In contrast, there is proof a coordinated international transfer of technology and know-how to regional vaccine production hubs could have seen everyone vaccinated by now. According to a Public Citizen report this year, with careful planning, technology transfer and training (and yes, a loosening of export restrictions on medical components), we might see eight billion doses start to come off regional production lines within six months—enough to cover 80% of the world’s population—at a relatively low capital cost of between US$400 million and $3.2 billion depending on the choice of vaccine.

You wouldn’t need a TRIPS waiver to make that happen—as long as the patent-holding companies are willing to cooperate. But they’re emphatically not. The next stage of the brand-name business plan is booster shots in the Global North and locking in market monopolies on COVID-19 treatments. The waiver gives governments the leverage to make a more equitable pandemic recovery reality.
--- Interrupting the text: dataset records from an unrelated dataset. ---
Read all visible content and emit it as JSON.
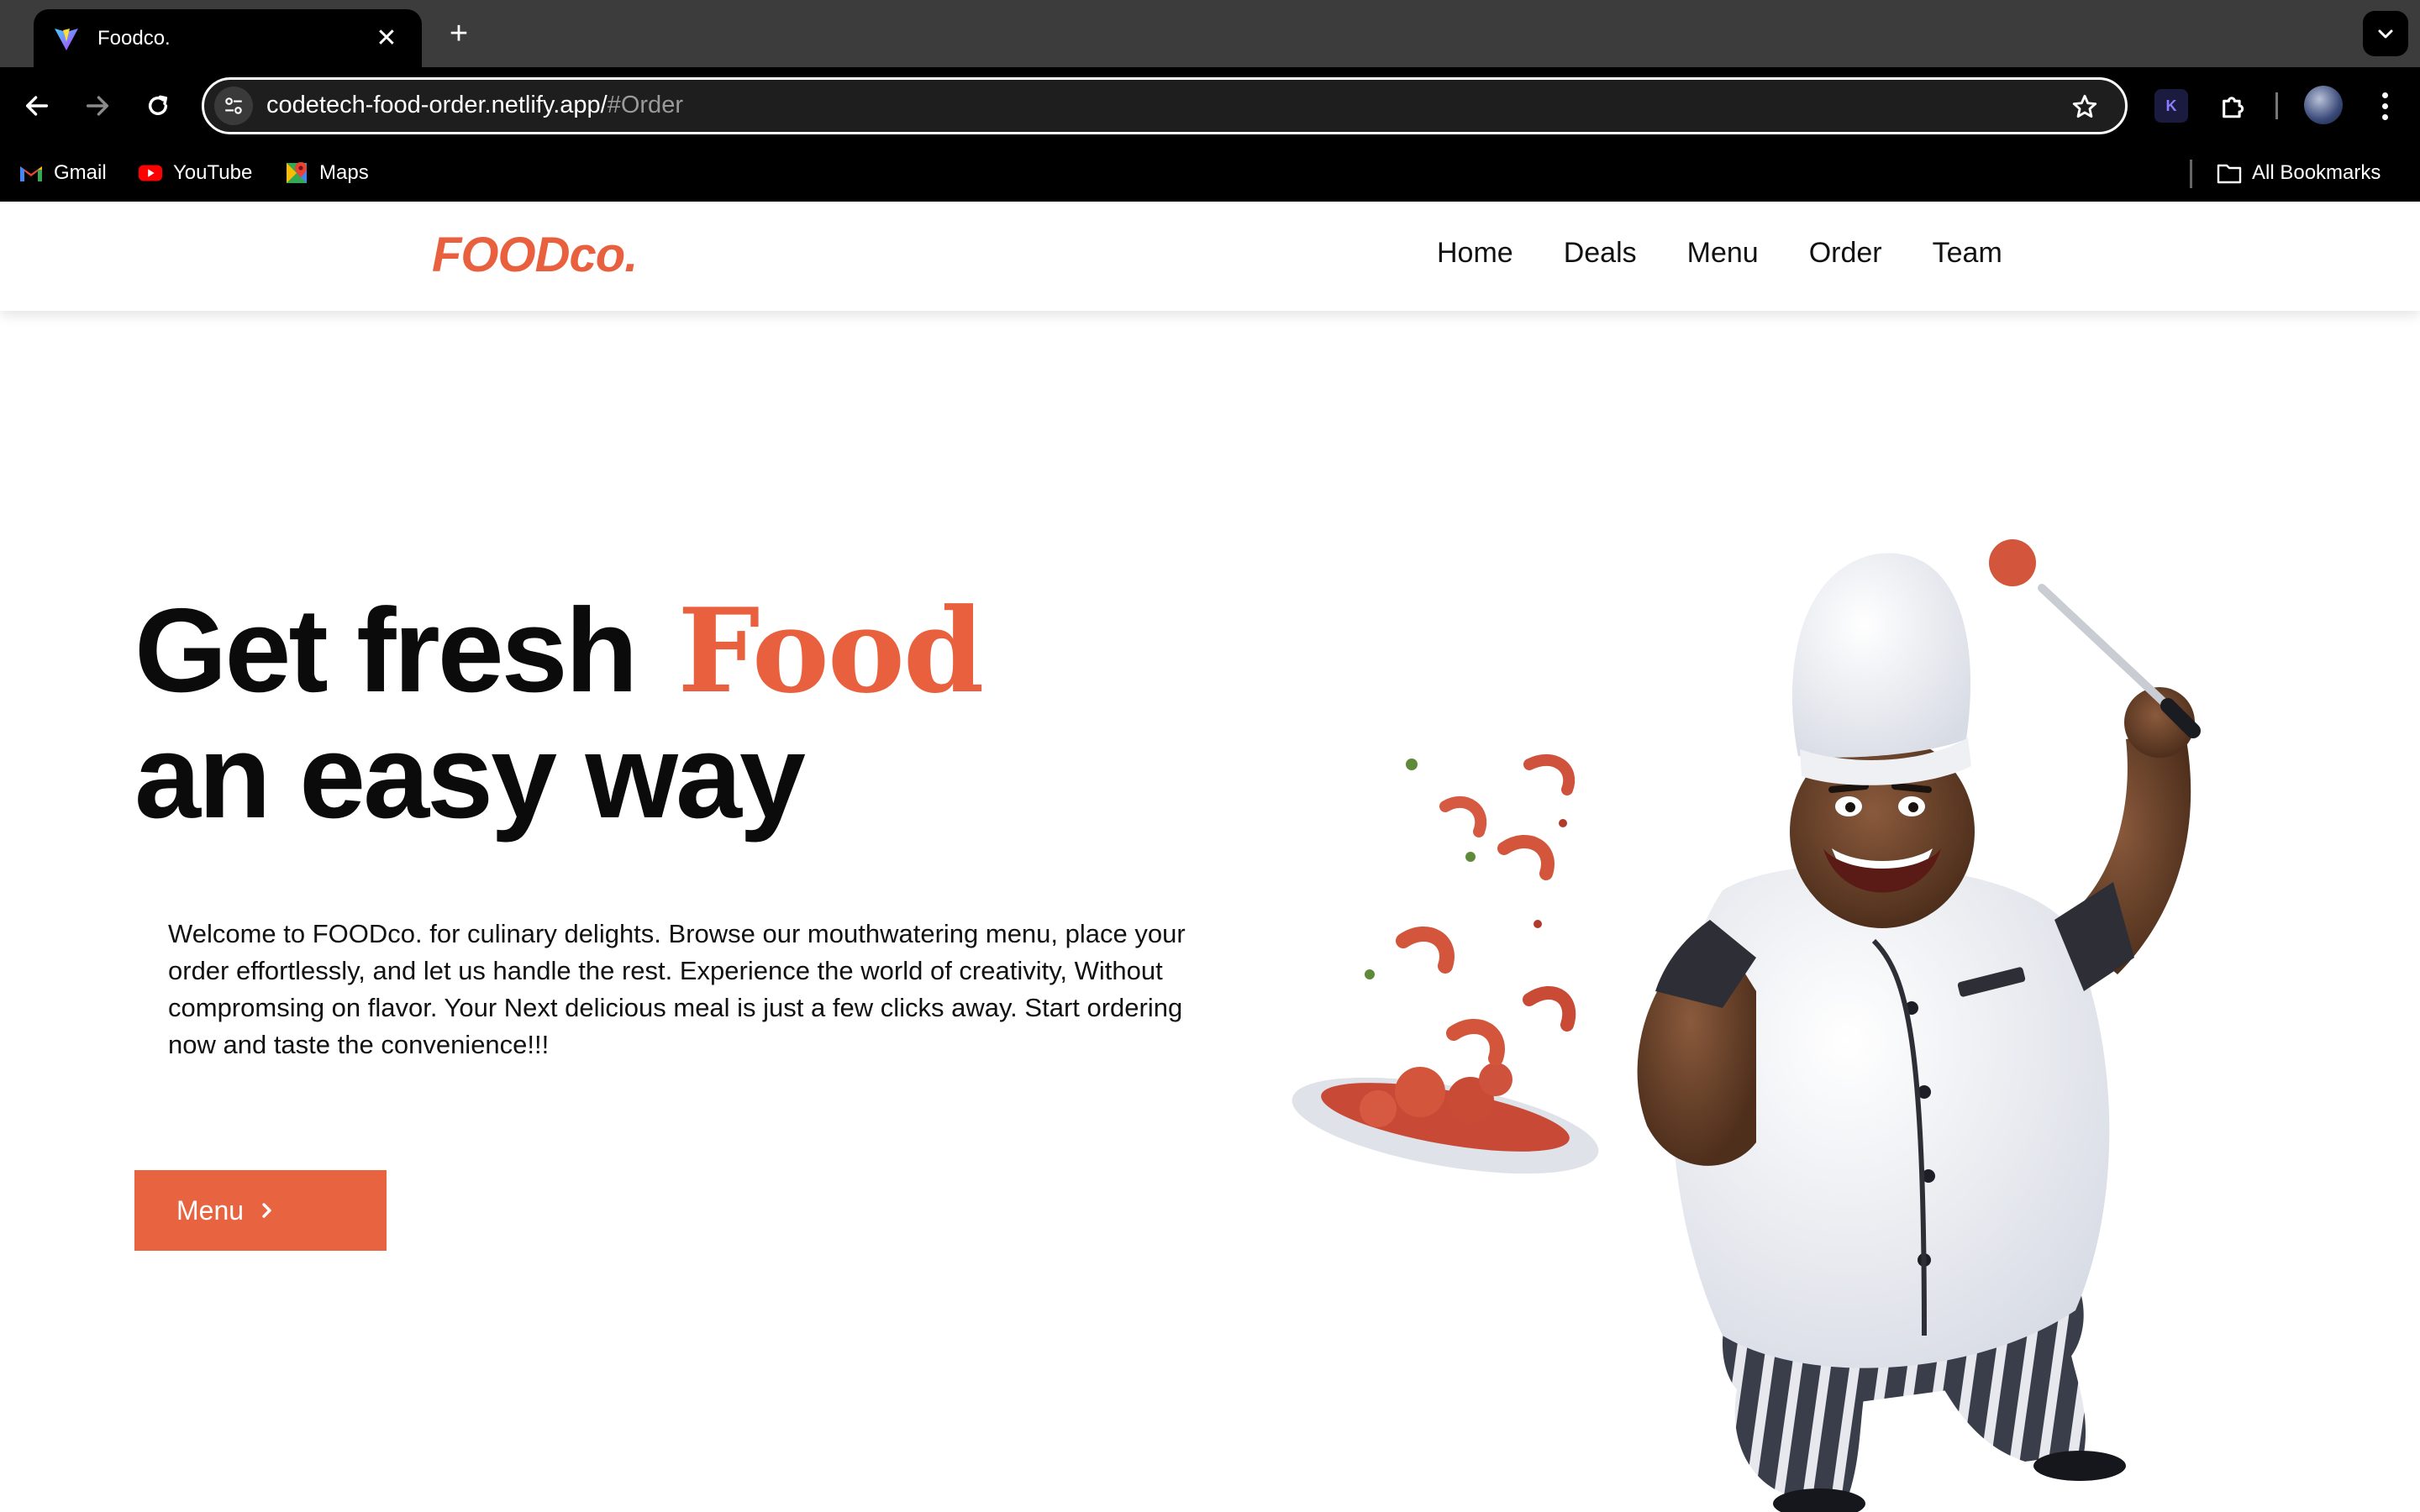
{
  "browser": {
    "tab_title": "Foodco.",
    "url_host": "codetech-food-order.netlify.app/",
    "url_fragment": "#Order",
    "bookmarks": [
      {
        "label": "Gmail",
        "icon": "gmail-icon"
      },
      {
        "label": "YouTube",
        "icon": "youtube-icon"
      },
      {
        "label": "Maps",
        "icon": "maps-icon"
      }
    ],
    "all_bookmarks": "All Bookmarks"
  },
  "site": {
    "logo": "FOODco.",
    "nav": [
      "Home",
      "Deals",
      "Menu",
      "Order",
      "Team"
    ],
    "accent_color": "#e8603d"
  },
  "hero": {
    "title_line1": "Get fresh",
    "title_highlight": "Food",
    "title_line2": "an easy way",
    "description": "Welcome to FOODco. for culinary delights. Browse our mouthwatering menu, place your order effortlessly, and let us handle the rest. Experience the world of creativity, Without compromsing on flavor. Your Next delicious meal is just a few clicks away. Start ordering now and taste the convenience!!!",
    "button_label": "Menu"
  }
}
The not-so-subtle message in the “Walker Process” at the WTO, which is Canada’s message too, is that saving the current “international rules-based order,” as lopsided as it clearly is in favour of Pfizer and gang, is more important than saving human lives. The world needs more production of life-saving medicines and PPE in more places and more international cooperation based on humanitarian needs, not commercial interests. The WTO is not the place to achieve this.

With perseverance, we might even build a new, more balanced trade and intellectual property rights regime on the flaming rubble of the one Pfizer built.
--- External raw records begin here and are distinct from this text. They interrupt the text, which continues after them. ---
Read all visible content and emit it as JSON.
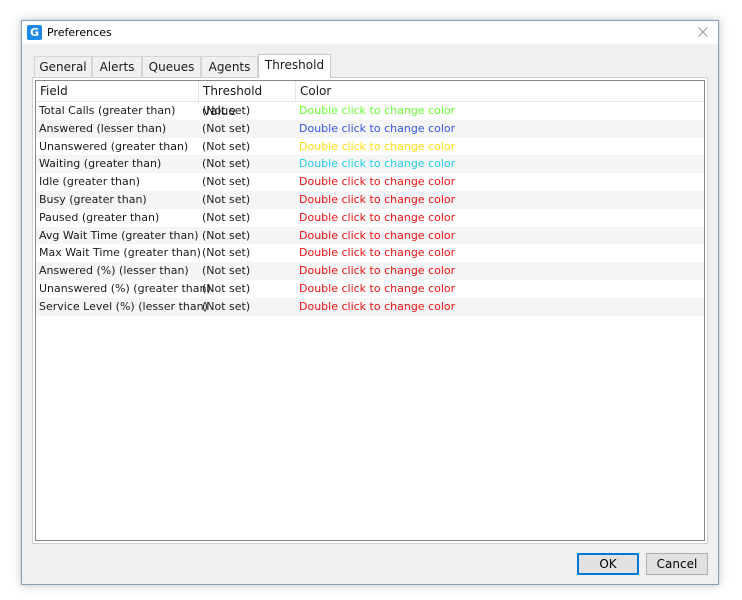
{
  "window": {
    "title": "Preferences",
    "app_icon": "G"
  },
  "tabs": [
    {
      "label": "General"
    },
    {
      "label": "Alerts"
    },
    {
      "label": "Queues"
    },
    {
      "label": "Agents"
    },
    {
      "label": "Threshold"
    }
  ],
  "active_tab": "Threshold",
  "table": {
    "columns": [
      "Field",
      "Threshold value",
      "Color"
    ],
    "rows": [
      {
        "field": "Total Calls (greater than)",
        "value": "(Not set)",
        "color_label": "Double click to change color",
        "color": "#66ff33"
      },
      {
        "field": "Answered (lesser than)",
        "value": "(Not set)",
        "color_label": "Double click to change color",
        "color": "#3355ee"
      },
      {
        "field": "Unanswered (greater than)",
        "value": "(Not set)",
        "color_label": "Double click to change color",
        "color": "#ffdd11"
      },
      {
        "field": "Waiting (greater than)",
        "value": "(Not set)",
        "color_label": "Double click to change color",
        "color": "#22ccee"
      },
      {
        "field": "Idle (greater than)",
        "value": "(Not set)",
        "color_label": "Double click to change color",
        "color": "#ee1111"
      },
      {
        "field": "Busy (greater than)",
        "value": "(Not set)",
        "color_label": "Double click to change color",
        "color": "#ee1111"
      },
      {
        "field": "Paused (greater than)",
        "value": "(Not set)",
        "color_label": "Double click to change color",
        "color": "#ee1111"
      },
      {
        "field": "Avg Wait Time (greater than)",
        "value": "(Not set)",
        "color_label": "Double click to change color",
        "color": "#ee1111"
      },
      {
        "field": "Max Wait Time (greater than)",
        "value": "(Not set)",
        "color_label": "Double click to change color",
        "color": "#ee1111"
      },
      {
        "field": "Answered (%) (lesser than)",
        "value": "(Not set)",
        "color_label": "Double click to change color",
        "color": "#ee1111"
      },
      {
        "field": "Unanswered (%) (greater than)",
        "value": "(Not set)",
        "color_label": "Double click to change color",
        "color": "#ee1111"
      },
      {
        "field": "Service Level (%) (lesser than)",
        "value": "(Not set)",
        "color_label": "Double click to change color",
        "color": "#ee1111"
      }
    ]
  },
  "buttons": {
    "ok_label": "OK",
    "cancel_label": "Cancel"
  },
  "colors": {
    "accent": "#0078d7",
    "app_icon": "#1e88e5"
  }
}
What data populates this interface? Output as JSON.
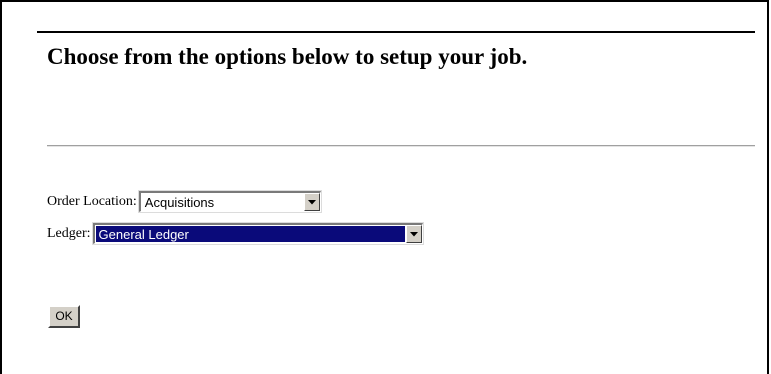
{
  "page": {
    "title": "Choose from the options below to setup your job."
  },
  "form": {
    "order_location": {
      "label": "Order Location:",
      "selected": "Acquisitions"
    },
    "ledger": {
      "label": "Ledger:",
      "selected": "General Ledger"
    },
    "ok_label": "OK"
  },
  "icons": {
    "dropdown_arrow": "chevron-down-icon"
  },
  "colors": {
    "selection_background": "#0a0a7a",
    "selection_text": "#ffffff",
    "button_face": "#d4d0c8"
  }
}
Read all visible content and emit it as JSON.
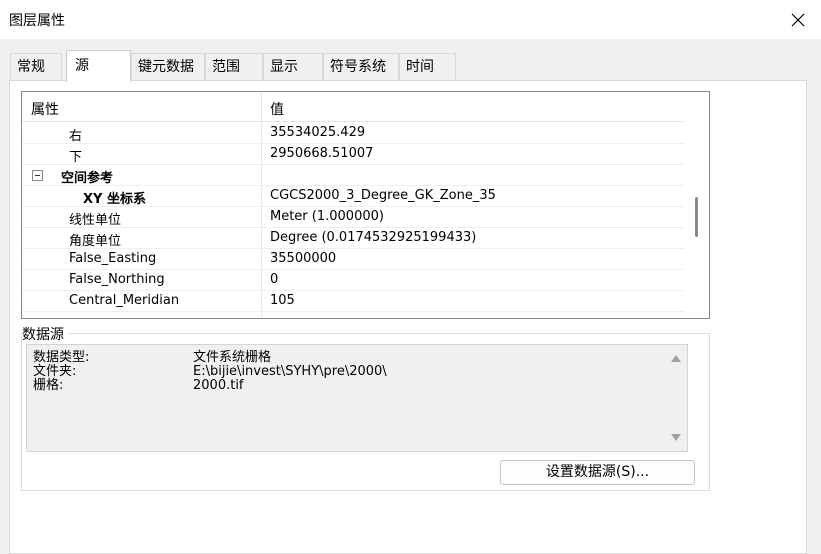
{
  "window": {
    "title": "图层属性"
  },
  "tabs": [
    {
      "label": "常规"
    },
    {
      "label": "源"
    },
    {
      "label": "键元数据"
    },
    {
      "label": "范围"
    },
    {
      "label": "显示"
    },
    {
      "label": "符号系统"
    },
    {
      "label": "时间"
    }
  ],
  "properties": {
    "col_property": "属性",
    "col_value": "值",
    "rows": [
      {
        "name": "右",
        "value": "35534025.429"
      },
      {
        "name": "下",
        "value": "2950668.51007"
      },
      {
        "name": "空间参考",
        "value": ""
      },
      {
        "name": "XY 坐标系",
        "value": "CGCS2000_3_Degree_GK_Zone_35"
      },
      {
        "name": "线性单位",
        "value": "Meter (1.000000)"
      },
      {
        "name": "角度单位",
        "value": "Degree (0.0174532925199433)"
      },
      {
        "name": "False_Easting",
        "value": "35500000"
      },
      {
        "name": "False_Northing",
        "value": "0"
      },
      {
        "name": "Central_Meridian",
        "value": "105"
      }
    ]
  },
  "datasource": {
    "group_label": "数据源",
    "items": [
      {
        "label": "数据类型:",
        "value": "文件系统栅格"
      },
      {
        "label": "文件夹:",
        "value": "E:\\bijie\\invest\\SYHY\\pre\\2000\\"
      },
      {
        "label": "栅格:",
        "value": "2000.tif"
      }
    ],
    "button_label": "设置数据源(S)..."
  }
}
TRIPS waiver proponents at the WTO, backed by an overwhelming consensus of public health advocates around the world, may yet have the upper hand. Dagfinn Sørli, the Norwegian chair of the TRIPS Council, is reported to have said at this week’s meeting that “The role of IP in the context of the pandemic has become the centre of attention in the run-up to the ministerial conference.” Member countries are under pressure to come to an agreement before the ministerial and potentially at the General Council meetings of November 22 and 23.

The European Parliament on October 18 passed a second resolution saying that “many, especially developing, countries face difficulties in the use of TRIPS flexibilities,” and urged the EU to “actively participate in text-based negotiations on a temporary TRIPS waiver.” In October, nearly 400 international trade unions sent a similar message to EU countries. Multiple former heads of state and Nobel laureates have called on the Biden administration “to ensure that COVID-19 technology is shared with the world.”

A week ago, a group of 80 international jurists warned that countries blocking the adoption of a waiver are breaching other international human rights treaty obligations that guarantee the right to the highest standard of physical and mental health, and the requirement to take steps to prevent, treat and control epidemics.

And just last Thursday, an international coalition of human rights groups charged that by failing to lift intellectual property barriers on all COVID-19 medical technologies (or to effectively implement the waiver through technology transfers), the U.S., U.K., Germany, Norway and Switzerland are in violation of the International Convention for the Elimination of All Forms of Racial Discrimination, a human rights convention ratified by nearly all countries in the world.

Whatever pandemic declarations do or don’t come out of this upcoming WTO Ministerial, the struggle for vaccine equity will live on in these legal challenges, in shareholder activism targeting the vaccine patent holders, and in pressure here in Canada on the federal government to put COVID vaccines on the Schedule 1 list of drugs that can be produced and exported under compulsory licence.

It took two WTO ministerial conferences and impressive levels of international civil society collaboration to win the TRIPS flexibilities as a response to the high costs of HIV/AIDS medications. With perseverance, we might even build a new, more balanced trade and intellectual property rights regime on the flaming rubble of the one Pfizer built.

1. Ottawa Group Member Countries (12 not counting EU member states): Australia, Brazil, Chile, the European Union, Japan, Kenya, Korea, Mexico, New Zealand, Norway, Singapore, Switzerland.